El sudor cubría mi piel, mis ojos pesados y llenos de lágrimas de éxtasis por las abrumadoras sensaciones.

Mi centro estaba empapado con la esencia del Rey.

Calmar el celo del Rey Lycan se había convertido en algo que nunca esperé —increíble y atrevido.

Su celo había despertado mi calor, y ahora ansiaba más.

Necesitaba tenerlo enterrado profundamente dentro de mí, alcanzando cada rincón de mis paredes, golpeando mi vientre, empujándome hasta mi punto de quiebre.

Anhelaba más, y él lo estaba entregando.

La dicha corría por mis venas.

Mi cuerpo ardía como nunca antes, mis zonas más sensibles pulsando y empapadas de necesidad.

Podía sentir mis paredes apretándose alrededor del miembro del Rey mientras se movía dentro de mí, y con cada poderosa embestida, un profundo gruñido vibraba desde su pecho.

La cama gemía bajo nuestros cuerpos entrelazados.

El ritmo del Rey Mallin seguía siendo implacable, haciendo que mis gritos desesperados resonaran por la habitación, mezclándose con el sonido de la carne encontrándose con la carne.

—Oh Dios…

Oh —jadeé, mi voz quebrándose mientras me destruía.

Había permanecido en su semi-transformación todo este tiempo.

Me preguntaba cuán aterrador se vería a plena luz del día.

Su mano se disparó hacia adelante, agarrando firmemente mi garganta mientras continuaba embistiéndome, mi cuerpo sacudiéndose con cada movimiento, sus caderas subiendo y bajando en un patrón implacable.
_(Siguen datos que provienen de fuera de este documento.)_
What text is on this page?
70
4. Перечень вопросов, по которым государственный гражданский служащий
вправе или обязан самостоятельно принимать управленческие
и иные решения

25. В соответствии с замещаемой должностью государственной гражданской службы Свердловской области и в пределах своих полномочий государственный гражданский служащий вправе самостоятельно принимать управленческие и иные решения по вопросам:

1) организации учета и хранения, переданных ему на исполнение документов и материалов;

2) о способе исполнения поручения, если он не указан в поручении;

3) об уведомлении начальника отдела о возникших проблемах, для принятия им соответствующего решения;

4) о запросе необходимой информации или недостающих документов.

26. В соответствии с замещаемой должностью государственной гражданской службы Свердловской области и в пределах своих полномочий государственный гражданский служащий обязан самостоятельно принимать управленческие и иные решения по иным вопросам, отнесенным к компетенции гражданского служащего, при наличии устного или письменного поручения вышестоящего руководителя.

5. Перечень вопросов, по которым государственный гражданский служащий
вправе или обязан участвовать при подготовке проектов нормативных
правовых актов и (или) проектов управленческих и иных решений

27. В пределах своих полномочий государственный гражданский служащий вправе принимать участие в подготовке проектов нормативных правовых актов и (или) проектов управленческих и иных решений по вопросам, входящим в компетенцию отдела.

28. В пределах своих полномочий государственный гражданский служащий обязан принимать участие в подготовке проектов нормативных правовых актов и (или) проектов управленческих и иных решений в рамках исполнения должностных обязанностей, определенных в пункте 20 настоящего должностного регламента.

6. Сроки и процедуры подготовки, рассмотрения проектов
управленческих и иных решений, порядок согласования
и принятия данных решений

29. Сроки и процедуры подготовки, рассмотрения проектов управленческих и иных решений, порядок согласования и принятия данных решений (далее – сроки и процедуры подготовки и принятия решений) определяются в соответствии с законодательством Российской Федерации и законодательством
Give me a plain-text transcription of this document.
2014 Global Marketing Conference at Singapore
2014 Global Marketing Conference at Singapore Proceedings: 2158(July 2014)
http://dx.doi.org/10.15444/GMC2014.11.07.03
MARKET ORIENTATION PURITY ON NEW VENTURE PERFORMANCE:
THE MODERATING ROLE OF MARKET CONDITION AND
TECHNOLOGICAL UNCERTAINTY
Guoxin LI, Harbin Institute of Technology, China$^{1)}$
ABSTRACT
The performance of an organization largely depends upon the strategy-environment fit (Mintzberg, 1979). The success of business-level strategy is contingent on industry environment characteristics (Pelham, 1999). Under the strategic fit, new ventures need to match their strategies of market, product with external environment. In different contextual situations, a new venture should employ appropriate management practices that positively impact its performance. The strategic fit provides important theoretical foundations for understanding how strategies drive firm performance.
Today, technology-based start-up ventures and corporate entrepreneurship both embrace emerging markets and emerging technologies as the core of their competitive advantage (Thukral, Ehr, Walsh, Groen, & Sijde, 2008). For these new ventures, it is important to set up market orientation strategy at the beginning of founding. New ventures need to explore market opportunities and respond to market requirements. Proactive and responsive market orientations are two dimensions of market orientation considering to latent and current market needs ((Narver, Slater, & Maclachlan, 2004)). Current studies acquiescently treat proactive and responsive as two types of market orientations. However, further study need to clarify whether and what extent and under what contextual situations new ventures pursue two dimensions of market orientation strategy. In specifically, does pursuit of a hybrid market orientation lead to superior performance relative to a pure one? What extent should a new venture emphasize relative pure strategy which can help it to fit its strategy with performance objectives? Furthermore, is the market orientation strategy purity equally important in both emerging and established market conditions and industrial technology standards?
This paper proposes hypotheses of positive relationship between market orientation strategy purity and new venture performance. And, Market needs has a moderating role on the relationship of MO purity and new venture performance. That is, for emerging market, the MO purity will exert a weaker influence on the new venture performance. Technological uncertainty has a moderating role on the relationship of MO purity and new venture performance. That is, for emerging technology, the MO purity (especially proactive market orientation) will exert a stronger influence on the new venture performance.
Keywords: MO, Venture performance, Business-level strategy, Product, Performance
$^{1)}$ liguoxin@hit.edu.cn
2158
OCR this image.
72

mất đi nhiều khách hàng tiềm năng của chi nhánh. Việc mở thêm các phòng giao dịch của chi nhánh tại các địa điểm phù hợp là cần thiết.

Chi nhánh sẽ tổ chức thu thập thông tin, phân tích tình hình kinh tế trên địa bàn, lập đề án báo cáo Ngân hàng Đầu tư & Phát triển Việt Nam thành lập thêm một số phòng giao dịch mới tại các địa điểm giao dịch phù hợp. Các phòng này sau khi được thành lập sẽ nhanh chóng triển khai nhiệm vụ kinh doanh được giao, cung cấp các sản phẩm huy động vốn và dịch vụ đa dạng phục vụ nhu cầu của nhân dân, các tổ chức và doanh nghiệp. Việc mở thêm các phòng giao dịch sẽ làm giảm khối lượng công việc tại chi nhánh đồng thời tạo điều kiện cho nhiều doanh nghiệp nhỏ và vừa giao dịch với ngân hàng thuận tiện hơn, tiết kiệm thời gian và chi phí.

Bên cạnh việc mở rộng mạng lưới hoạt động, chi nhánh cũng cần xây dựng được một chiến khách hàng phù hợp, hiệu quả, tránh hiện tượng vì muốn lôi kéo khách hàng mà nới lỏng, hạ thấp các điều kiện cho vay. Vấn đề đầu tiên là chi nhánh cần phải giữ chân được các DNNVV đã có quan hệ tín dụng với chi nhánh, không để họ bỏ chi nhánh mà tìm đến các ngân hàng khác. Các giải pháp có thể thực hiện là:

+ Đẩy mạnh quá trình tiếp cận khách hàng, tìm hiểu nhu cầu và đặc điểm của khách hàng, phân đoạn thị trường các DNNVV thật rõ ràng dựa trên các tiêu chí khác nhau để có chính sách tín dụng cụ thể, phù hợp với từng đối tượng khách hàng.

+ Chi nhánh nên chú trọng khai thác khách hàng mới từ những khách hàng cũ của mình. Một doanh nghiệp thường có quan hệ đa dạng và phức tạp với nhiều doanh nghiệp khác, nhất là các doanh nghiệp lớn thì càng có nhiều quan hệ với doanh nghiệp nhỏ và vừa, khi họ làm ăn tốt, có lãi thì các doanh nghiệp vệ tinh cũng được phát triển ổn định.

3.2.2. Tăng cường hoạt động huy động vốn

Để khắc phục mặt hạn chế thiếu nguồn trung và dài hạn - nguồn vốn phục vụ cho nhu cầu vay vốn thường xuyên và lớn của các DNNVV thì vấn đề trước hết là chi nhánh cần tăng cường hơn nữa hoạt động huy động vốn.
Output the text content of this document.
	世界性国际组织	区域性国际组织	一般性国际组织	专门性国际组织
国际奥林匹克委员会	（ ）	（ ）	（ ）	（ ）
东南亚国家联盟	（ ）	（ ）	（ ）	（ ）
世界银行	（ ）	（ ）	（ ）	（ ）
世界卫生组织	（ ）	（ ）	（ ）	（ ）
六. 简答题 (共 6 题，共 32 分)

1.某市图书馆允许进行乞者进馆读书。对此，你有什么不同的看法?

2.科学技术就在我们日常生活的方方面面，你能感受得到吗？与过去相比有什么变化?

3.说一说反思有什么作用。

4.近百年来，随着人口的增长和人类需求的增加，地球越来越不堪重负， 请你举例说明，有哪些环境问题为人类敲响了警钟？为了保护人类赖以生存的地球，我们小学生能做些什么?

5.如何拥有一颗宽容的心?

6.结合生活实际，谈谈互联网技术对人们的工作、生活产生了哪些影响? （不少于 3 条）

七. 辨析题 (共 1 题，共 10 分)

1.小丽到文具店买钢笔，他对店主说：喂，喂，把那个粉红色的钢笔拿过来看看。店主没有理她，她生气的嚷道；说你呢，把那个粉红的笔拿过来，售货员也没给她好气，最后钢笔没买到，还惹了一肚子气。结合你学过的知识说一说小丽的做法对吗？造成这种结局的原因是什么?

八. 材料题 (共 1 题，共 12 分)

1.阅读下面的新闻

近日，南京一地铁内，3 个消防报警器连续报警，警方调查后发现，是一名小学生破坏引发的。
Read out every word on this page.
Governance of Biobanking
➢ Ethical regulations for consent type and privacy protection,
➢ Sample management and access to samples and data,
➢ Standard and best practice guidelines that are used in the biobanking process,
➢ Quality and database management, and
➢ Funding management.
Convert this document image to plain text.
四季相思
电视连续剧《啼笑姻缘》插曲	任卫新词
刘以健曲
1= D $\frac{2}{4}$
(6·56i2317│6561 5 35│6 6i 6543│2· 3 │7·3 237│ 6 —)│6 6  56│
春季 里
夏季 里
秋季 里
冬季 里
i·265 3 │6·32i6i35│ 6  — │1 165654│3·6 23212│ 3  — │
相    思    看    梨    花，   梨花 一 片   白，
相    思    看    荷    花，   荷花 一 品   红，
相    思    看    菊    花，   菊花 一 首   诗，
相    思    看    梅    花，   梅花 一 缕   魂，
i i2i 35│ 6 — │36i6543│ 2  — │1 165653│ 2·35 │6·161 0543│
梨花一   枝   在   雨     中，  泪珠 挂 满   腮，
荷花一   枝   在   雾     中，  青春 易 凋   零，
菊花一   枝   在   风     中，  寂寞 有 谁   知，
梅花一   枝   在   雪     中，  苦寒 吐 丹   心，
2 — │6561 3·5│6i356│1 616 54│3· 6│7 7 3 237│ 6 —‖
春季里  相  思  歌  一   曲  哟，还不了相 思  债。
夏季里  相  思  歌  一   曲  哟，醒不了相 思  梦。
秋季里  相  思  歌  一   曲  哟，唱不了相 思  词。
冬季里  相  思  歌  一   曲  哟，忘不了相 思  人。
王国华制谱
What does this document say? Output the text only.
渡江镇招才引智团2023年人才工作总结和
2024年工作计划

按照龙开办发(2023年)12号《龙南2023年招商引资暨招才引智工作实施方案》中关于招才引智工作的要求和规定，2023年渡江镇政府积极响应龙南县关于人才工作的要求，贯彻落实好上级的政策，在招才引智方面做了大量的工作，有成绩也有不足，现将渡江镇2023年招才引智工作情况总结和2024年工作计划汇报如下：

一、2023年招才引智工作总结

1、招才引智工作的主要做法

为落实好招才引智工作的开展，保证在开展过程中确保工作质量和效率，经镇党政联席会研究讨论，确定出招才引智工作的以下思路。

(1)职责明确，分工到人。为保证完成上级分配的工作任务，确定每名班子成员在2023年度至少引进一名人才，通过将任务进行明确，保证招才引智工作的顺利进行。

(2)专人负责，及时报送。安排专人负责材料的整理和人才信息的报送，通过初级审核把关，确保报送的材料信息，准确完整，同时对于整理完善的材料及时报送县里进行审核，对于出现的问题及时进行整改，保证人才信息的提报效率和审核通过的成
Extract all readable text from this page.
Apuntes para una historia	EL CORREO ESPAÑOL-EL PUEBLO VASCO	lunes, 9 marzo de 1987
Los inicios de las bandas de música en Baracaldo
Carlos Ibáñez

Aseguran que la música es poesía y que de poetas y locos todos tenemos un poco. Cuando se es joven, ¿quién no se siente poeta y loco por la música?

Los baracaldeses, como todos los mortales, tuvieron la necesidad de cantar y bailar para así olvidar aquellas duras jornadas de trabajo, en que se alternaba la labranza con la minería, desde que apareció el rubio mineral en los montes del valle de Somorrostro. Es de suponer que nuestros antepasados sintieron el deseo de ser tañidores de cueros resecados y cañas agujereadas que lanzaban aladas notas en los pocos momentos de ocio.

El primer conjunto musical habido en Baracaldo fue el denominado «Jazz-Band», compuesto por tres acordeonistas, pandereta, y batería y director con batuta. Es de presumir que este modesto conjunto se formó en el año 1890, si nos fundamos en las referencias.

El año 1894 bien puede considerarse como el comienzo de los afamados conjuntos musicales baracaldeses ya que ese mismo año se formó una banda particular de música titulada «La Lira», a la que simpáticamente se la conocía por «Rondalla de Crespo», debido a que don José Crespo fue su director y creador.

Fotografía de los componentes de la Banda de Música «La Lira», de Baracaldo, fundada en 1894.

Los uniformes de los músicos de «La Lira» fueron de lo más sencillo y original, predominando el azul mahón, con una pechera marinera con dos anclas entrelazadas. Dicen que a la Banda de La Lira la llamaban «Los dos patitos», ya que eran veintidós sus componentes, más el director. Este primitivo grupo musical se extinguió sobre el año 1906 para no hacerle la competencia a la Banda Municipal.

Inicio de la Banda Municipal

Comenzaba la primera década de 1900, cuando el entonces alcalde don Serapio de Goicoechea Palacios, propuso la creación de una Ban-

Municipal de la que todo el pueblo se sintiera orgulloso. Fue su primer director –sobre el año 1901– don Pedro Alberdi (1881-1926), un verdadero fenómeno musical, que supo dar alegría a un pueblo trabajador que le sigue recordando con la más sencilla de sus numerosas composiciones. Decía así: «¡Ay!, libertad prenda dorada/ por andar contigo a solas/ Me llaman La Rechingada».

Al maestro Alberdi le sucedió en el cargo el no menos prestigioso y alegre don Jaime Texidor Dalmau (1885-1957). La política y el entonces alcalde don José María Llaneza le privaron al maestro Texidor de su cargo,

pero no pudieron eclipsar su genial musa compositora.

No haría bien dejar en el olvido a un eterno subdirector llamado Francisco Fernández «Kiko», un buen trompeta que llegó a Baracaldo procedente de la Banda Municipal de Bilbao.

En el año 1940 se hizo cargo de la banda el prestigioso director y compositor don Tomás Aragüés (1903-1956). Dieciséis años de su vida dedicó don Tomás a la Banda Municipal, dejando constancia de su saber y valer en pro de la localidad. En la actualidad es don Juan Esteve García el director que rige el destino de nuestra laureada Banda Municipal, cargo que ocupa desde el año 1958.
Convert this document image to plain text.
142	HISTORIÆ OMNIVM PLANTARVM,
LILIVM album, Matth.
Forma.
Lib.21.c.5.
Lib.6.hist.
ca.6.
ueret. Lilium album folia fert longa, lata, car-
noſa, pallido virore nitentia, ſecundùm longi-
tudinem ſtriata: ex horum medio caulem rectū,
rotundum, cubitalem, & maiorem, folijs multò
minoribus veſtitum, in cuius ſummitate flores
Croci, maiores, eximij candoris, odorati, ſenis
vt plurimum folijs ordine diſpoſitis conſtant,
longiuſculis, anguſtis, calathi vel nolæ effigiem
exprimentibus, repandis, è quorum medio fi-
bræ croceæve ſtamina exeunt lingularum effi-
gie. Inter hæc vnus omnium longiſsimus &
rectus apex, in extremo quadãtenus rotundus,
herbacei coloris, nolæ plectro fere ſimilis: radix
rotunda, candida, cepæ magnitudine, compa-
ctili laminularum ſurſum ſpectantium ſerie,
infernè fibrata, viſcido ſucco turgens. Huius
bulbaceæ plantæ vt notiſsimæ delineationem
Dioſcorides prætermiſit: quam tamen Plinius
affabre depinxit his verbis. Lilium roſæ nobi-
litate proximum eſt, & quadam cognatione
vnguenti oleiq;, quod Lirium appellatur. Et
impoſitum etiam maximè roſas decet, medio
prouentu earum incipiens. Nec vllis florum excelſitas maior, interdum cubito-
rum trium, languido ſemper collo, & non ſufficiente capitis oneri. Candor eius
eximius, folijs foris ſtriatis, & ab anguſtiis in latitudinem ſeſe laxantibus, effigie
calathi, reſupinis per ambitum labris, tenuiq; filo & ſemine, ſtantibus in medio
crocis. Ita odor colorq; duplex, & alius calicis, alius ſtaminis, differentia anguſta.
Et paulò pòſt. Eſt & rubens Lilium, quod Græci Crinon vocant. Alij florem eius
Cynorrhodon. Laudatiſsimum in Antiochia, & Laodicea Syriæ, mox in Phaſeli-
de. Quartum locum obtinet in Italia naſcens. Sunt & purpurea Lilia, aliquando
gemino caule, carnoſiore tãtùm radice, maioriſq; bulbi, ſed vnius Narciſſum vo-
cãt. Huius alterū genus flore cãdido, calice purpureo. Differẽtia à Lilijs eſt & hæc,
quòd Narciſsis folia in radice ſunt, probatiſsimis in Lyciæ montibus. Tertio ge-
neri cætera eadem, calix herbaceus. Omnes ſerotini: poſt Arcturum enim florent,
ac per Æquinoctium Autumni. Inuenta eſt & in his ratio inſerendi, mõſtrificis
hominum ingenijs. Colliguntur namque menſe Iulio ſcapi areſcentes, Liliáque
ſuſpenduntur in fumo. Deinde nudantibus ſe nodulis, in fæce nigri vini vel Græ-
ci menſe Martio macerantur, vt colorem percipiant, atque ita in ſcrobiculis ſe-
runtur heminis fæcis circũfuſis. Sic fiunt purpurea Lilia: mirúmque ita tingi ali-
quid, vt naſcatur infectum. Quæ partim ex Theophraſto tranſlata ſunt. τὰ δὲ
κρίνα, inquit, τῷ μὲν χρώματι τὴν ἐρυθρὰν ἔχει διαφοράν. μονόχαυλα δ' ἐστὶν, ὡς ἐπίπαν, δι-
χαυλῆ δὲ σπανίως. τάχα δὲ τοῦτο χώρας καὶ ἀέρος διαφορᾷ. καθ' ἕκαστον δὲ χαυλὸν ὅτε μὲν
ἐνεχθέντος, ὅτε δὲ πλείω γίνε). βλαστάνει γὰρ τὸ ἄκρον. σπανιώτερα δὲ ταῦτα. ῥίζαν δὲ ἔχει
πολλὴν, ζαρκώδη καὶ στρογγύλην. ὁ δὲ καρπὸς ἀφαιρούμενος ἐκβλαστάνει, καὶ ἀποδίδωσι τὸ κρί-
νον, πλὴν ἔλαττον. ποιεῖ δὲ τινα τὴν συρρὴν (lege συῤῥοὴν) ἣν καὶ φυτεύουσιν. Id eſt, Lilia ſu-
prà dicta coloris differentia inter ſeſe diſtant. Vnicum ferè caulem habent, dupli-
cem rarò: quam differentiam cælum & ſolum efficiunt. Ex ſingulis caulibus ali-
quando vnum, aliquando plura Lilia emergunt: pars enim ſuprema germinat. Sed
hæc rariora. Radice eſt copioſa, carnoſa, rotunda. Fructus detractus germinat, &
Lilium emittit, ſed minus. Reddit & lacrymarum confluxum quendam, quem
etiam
Sentí que el agarre del rey se apretaba, su ritmo acelerándose.

Ni siquiera había tomado toda su longitud, pero parecía que ya estaba alcanzando mi vientre.

¿Qué pasaría si entraba completamente?

No estaba segura de poder sobrevivir a eso.

Podía sentir que me acercaba al clímax una vez más, mi cabeza girando con euforia, labios entreabiertos mientras me deshacía.

Había llegado al clímax —otra vez.

Había perdido la cuenta de cuántas veces había ocurrido.

Ni siquiera me había recuperado del aplastante placer cuando embistió en mí nuevamente, más profundo esta vez.

La agonía me atravesó, arrancando un grito de mis labios.

El rey gruñó una vez más, su voz primitiva, dominante.

—Por favor detente —susurré, con voz apenas audible, mi visión nublada por lágrimas que empapaban las sábanas debajo de mí.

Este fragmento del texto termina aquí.